Die beiden Gegebenheiten – schnelle Veränderungen in kürzer werdenden Abständen – haben zu einer neuen Begriffsbildung geführt. Der Ausdruck VUCA beschreibt diese neue Welt. VUCA ist dabei ein Akronym für die englischen Begriffe Volatility (Unbeständigkeit), Uncertainty (Unsicherheit), Complexity (Komplexität) und Ambiguity (Mehrdeutigkeit). Die Vorhersehbarkeit bestimmter Ereignisse ist sehr schwierig, wenn nicht gar unmöglich geworden. Wer konnte schon vorhersehen, dass eine Revolte eines Händlers, wie es sie viele gibt, zu einer der größten Revolutionsbewegungen, dem Arabischen Frühling, wird – weil sie von einer zufällig anwesenden Person mit einem Smartphone gefilmt und online gestellt wurde. Das gleiche Prinzip gilt auch auf Unternehmensebene. Die Vorhersagbarkeit nimmt ab und führt zu Verunsicherungen. Gleichzeitig nimmt die Komplexität im Unternehmensumfeld zu und unterschiedliche Perspektiven vermischen sich. Trennungen, die früher eindeutig waren und aufgrund derer es zumindest mit großem Aufwand möglich war, einigermaßen gesicherte Annahmen zu treffen, gibt es heute nicht mehr. Immer häufiger gibt es unübersehbare Geflechte aus Reaktionen und Gegenreaktionen. Vielzitierte Best Practice-Erfahrungen sind nutzlos geworden, da sich gesuchte Antworten nicht mehr von bereits gestellten, ähnlichen Fragestellungen ableiten lassen. In anderen Worten: Wo genau die Reise hinführt, ist nach der Abfahrt eigentlich noch gar nicht klar.
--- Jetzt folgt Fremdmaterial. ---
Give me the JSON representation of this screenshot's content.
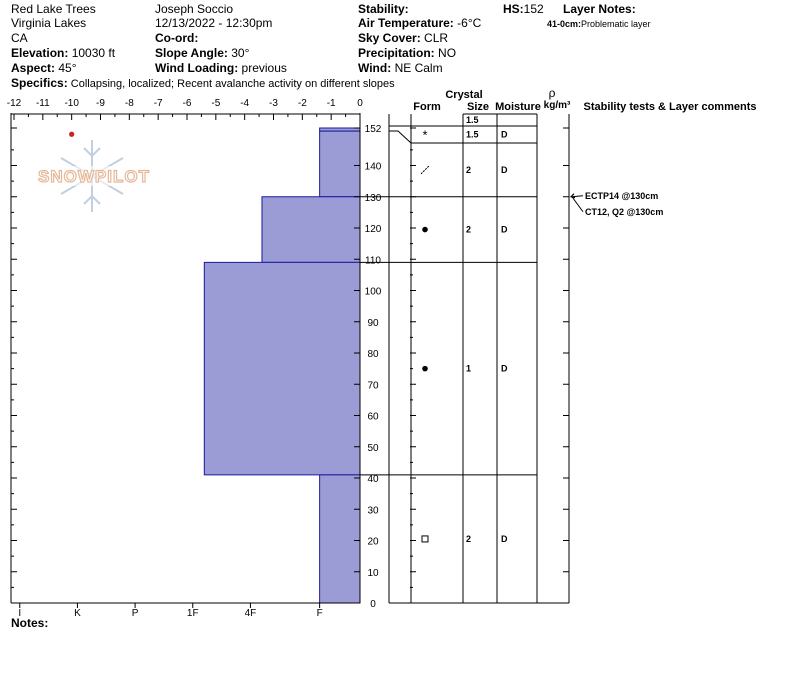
{
  "header": {
    "location": "Red Lake Trees",
    "region": "Virginia Lakes",
    "state": "CA",
    "elevation_label": "Elevation:",
    "elevation_value": "10030 ft",
    "aspect_label": "Aspect:",
    "aspect_value": "45°",
    "observer": "Joseph Soccio",
    "datetime": "12/13/2022 - 12:30pm",
    "coord_label": "Co-ord:",
    "slope_label": "Slope Angle:",
    "slope_value": "30°",
    "wind_loading_label": "Wind Loading:",
    "wind_loading_value": "previous",
    "stability_label": "Stability:",
    "air_temp_label": "Air Temperature:",
    "air_temp_value": "-6°C",
    "sky_label": "Sky Cover:",
    "sky_value": "CLR",
    "precip_label": "Precipitation:",
    "precip_value": "NO",
    "wind_label": "Wind:",
    "wind_value": "NE Calm",
    "hs_label": "HS:",
    "hs_value": "152",
    "layer_notes_label": "Layer Notes:",
    "layer_note": "41-0cm:",
    "layer_note_text": "Problematic layer",
    "specifics_label": "Specifics:",
    "specifics_value": "Collapsing, localized; Recent avalanche activity on different slopes"
  },
  "logo": {
    "text": "SNOWPILOT"
  },
  "columns": {
    "crystal": "Crystal",
    "form": "Form",
    "size": "Size",
    "moisture": "Moisture",
    "rho": "ρ",
    "density_unit": "kg/m³",
    "comments": "Stability tests & Layer comments"
  },
  "notes_label": "Notes:",
  "colors": {
    "hardness_fill": "#9b9bd6",
    "hardness_stroke": "#1a1a9a",
    "temp_point": "#cc2222"
  },
  "chart_data": {
    "type": "snow-profile",
    "temperature_axis": {
      "ticks": [
        "-12",
        "-11",
        "-10",
        "-9",
        "-8",
        "-7",
        "-6",
        "-5",
        "-4",
        "-3",
        "-2",
        "-1",
        "0"
      ],
      "range": [
        -12,
        0
      ]
    },
    "hardness_axis": {
      "labels": [
        "I",
        "K",
        "P",
        "1F",
        "4F",
        "F"
      ]
    },
    "depth_axis": {
      "ticks": [
        "0",
        "10",
        "20",
        "30",
        "40",
        "50",
        "60",
        "70",
        "80",
        "90",
        "100",
        "110",
        "120",
        "130",
        "140",
        "152"
      ],
      "range": [
        0,
        152
      ]
    },
    "temperature_points": [
      {
        "depth": 150,
        "temp": -10
      }
    ],
    "layers": [
      {
        "top": 152,
        "bottom": 151,
        "hardness": 1.4
      },
      {
        "top": 151,
        "bottom": 130,
        "hardness": 1.4
      },
      {
        "top": 130,
        "bottom": 109,
        "hardness": 3.4
      },
      {
        "top": 109,
        "bottom": 41,
        "hardness": 5.4
      },
      {
        "top": 41,
        "bottom": 0,
        "hardness": 1.4
      }
    ],
    "grain_rows": [
      {
        "top": 152,
        "bottom": 151,
        "form": "",
        "size": "1.5",
        "moisture": ""
      },
      {
        "top": 151,
        "bottom": 146,
        "form": "*",
        "size": "1.5",
        "moisture": "D"
      },
      {
        "top": 146,
        "bottom": 130,
        "form": "/",
        "size": "2",
        "moisture": "D"
      },
      {
        "top": 130,
        "bottom": 109,
        "form": "●",
        "size": "2",
        "moisture": "D"
      },
      {
        "top": 109,
        "bottom": 41,
        "form": "●",
        "size": "1",
        "moisture": "D"
      },
      {
        "top": 41,
        "bottom": 0,
        "form": "□",
        "size": "2",
        "moisture": "D"
      }
    ],
    "stability_tests": [
      {
        "depth": 130,
        "label": "ECTP14 @130cm"
      },
      {
        "depth": 130,
        "label": "CT12, Q2 @130cm"
      }
    ]
  }
}
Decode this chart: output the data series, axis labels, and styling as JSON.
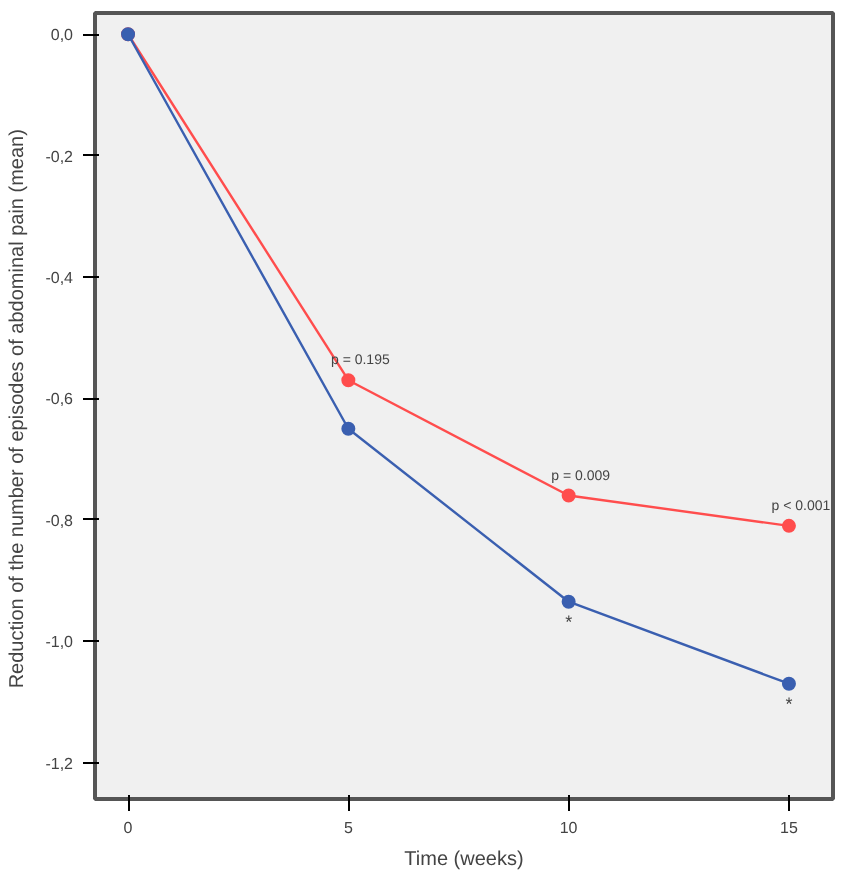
{
  "chart_data": {
    "type": "line",
    "xlabel": "Time (weeks)",
    "ylabel": "Reduction of  the number of episodes of abdominal pain (mean)",
    "series": [
      {
        "color": "#ff4d4d",
        "x": [
          0,
          5,
          10,
          15
        ],
        "values": [
          0,
          -0.57,
          -0.76,
          -0.81
        ]
      },
      {
        "color": "#3a5fb0",
        "x": [
          0,
          5,
          10,
          15
        ],
        "values": [
          0,
          -0.65,
          -0.935,
          -1.07
        ]
      }
    ],
    "xlim": [
      -0.75,
      16
    ],
    "xticks": [
      0,
      5,
      10,
      15
    ],
    "ylim": [
      -1.26,
      0.035
    ],
    "yticks": [
      {
        "value": 0,
        "label": "0,0"
      },
      {
        "value": -0.2,
        "label": "-0,2"
      },
      {
        "value": -0.4,
        "label": "-0,4"
      },
      {
        "value": -0.6,
        "label": "-0,6"
      },
      {
        "value": -0.8,
        "label": "-0,8"
      },
      {
        "value": -1.0,
        "label": "-1,0"
      },
      {
        "value": -1.2,
        "label": "-1,2"
      }
    ],
    "annotations": [
      {
        "text": "p = 0.195",
        "x": 5,
        "y": -0.57
      },
      {
        "text": "p = 0.009",
        "x": 10,
        "y": -0.76
      },
      {
        "text": "p < 0.001",
        "x": 15,
        "y": -0.81
      },
      {
        "text": "*",
        "x": 10,
        "y": -0.935
      },
      {
        "text": "*",
        "x": 15,
        "y": -1.07
      }
    ],
    "grid": false,
    "marker": "circle",
    "line_style": "solid"
  }
}
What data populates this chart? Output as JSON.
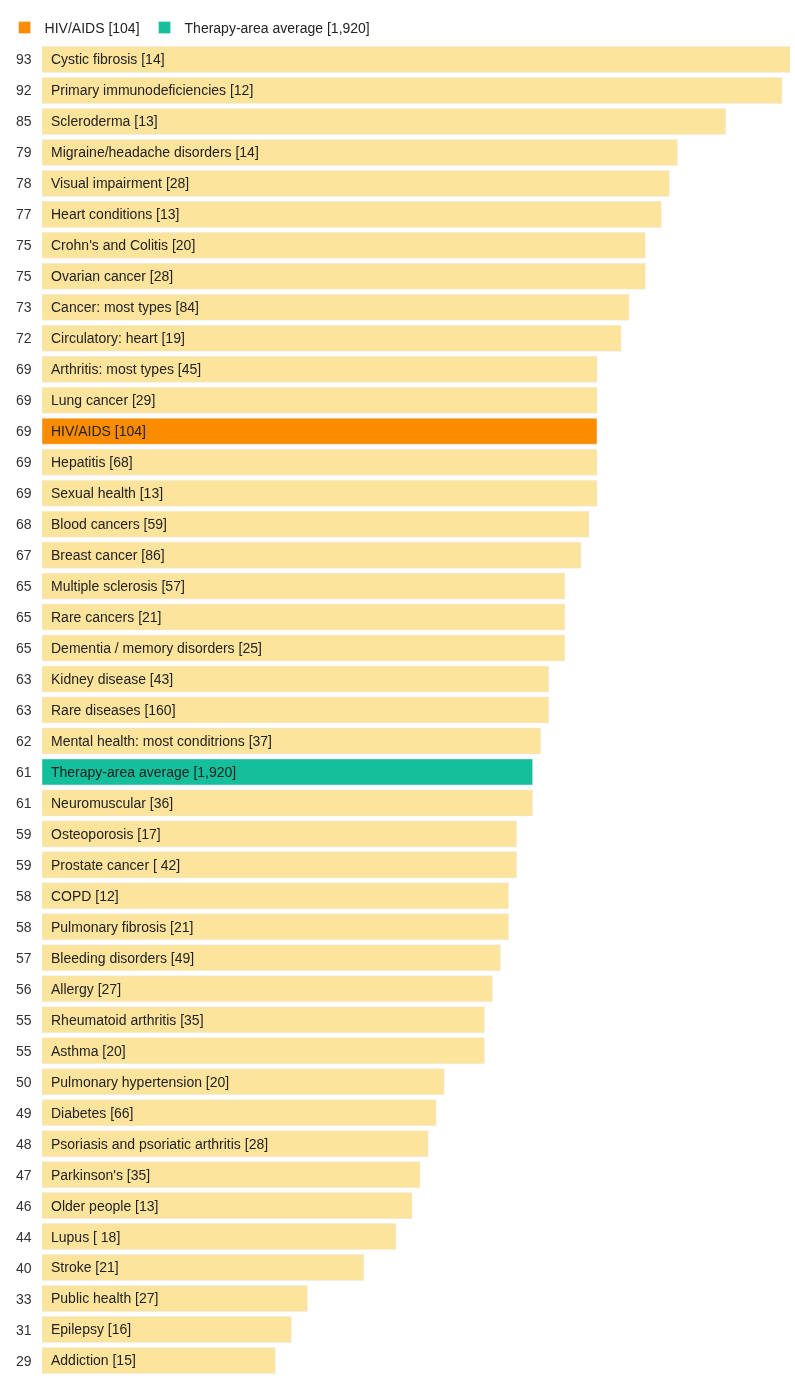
{
  "chart_data": {
    "type": "bar",
    "orientation": "horizontal",
    "stacked": false,
    "data_labels": true,
    "legend": "top left",
    "tick_labels": "y",
    "xlim": [
      0,
      93
    ],
    "categories": [
      "Cystic fibrosis [14]",
      "Primary immunodeficiencies [12]",
      "Scleroderma [13]",
      "Migraine/headache disorders [14]",
      "Visual impairment [28]",
      "Heart conditions [13]",
      "Crohn's and Colitis [20]",
      "Ovarian cancer [28]",
      "Cancer: most types [84]",
      "Circulatory: heart [19]",
      "Arthritis: most types [45]",
      "Lung cancer [29]",
      "HIV/AIDS [104]",
      "Hepatitis [68]",
      "Sexual health [13]",
      "Blood cancers [59]",
      "Breast cancer [86]",
      "Multiple sclerosis [57]",
      "Rare cancers [21]",
      "Dementia / memory disorders [25]",
      "Kidney disease [43]",
      "Rare diseases [160]",
      "Mental health: most conditrions [37]",
      "Therapy-area average [1,920]",
      "Neuromuscular [36]",
      "Osteoporosis [17]",
      "Prostate cancer [ 42]",
      "COPD [12]",
      "Pulmonary fibrosis [21]",
      "Bleeding disorders [49]",
      "Allergy [27]",
      "Rheumatoid arthritis [35]",
      "Asthma [20]",
      "Pulmonary hypertension [20]",
      "Diabetes [66]",
      "Psoriasis and psoriatic arthritis [28]",
      "Parkinson's [35]",
      "Older people [13]",
      "Lupus [ 18]",
      "Stroke [21]",
      "Public health [27]",
      "Epilepsy [16]",
      "Addiction [15]"
    ],
    "series": [
      {
        "color": "#fde49c",
        "values": [
          93,
          92,
          85,
          79,
          78,
          77,
          75,
          75,
          73,
          72,
          69,
          69,
          null,
          69,
          69,
          68,
          67,
          65,
          65,
          65,
          63,
          63,
          62,
          null,
          61,
          59,
          59,
          58,
          58,
          57,
          56,
          55,
          55,
          50,
          49,
          48,
          47,
          46,
          44,
          40,
          33,
          31,
          29
        ]
      },
      {
        "name": "HIV/AIDS [104]",
        "color": "#fb8c00",
        "values": [
          null,
          null,
          null,
          null,
          null,
          null,
          null,
          null,
          null,
          null,
          null,
          null,
          69,
          null,
          null,
          null,
          null,
          null,
          null,
          null,
          null,
          null,
          null,
          null,
          null,
          null,
          null,
          null,
          null,
          null,
          null,
          null,
          null,
          null,
          null,
          null,
          null,
          null,
          null,
          null,
          null,
          null,
          null
        ]
      },
      {
        "name": "Therapy-area average [1,920]",
        "color": "#14bf9b",
        "values": [
          null,
          null,
          null,
          null,
          null,
          null,
          null,
          null,
          null,
          null,
          null,
          null,
          null,
          null,
          null,
          null,
          null,
          null,
          null,
          null,
          null,
          null,
          null,
          61,
          null,
          null,
          null,
          null,
          null,
          null,
          null,
          null,
          null,
          null,
          null,
          null,
          null,
          null,
          null,
          null,
          null,
          null,
          null
        ]
      }
    ]
  }
}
Wie lautet nun die Gegenantwort auf VUCA? Wie können Unternehmen mit dieser neuen Situation umgehen? Was können sie tun? Auf der Internetseite vuca-welt.de wird eine Antwort geliefert, die sich ihrerseits selbst mit dem Akronym VUCA abbilden lässt. Nur stehen die Buchstaben diesmal für Vision, Understanding (Verstehen), Clarity (Klarheit) und Adaptability (Anpassungsfähigkeit) oder Agility (Agilität). Wer ein konkretes Ziel vor Augen hat, kann Sinn stiften, Mitarbeiter für sich gewinnen und diese auf ein gemeinsames Ziel einschwören. Nachvollziehbare Zusammenhänge, Klarheit durch Offenheit und Transparenz sorgen dafür, dass sich Mitarbeitende auf das, was wirklich zählt, fokussieren können. Und da die Zukunft trotz aller Bemühungen nicht exakt vorhersagbar ist, müssen Unternehmen – und damit auch die Mitarbeitenden – in der Lage sein, sich schnell auf Veränderung einzustellen und neue Erkenntnisse, die während der Reise erlangt werden, in den noch verbleibenden Weg einzuarbeiten. Damit wird Agilität zu einer echten Kernkompetenz moderner Unternehmen. Mehr noch, Agilität wird zu einem wichtigen Wettbewerbsvorteil.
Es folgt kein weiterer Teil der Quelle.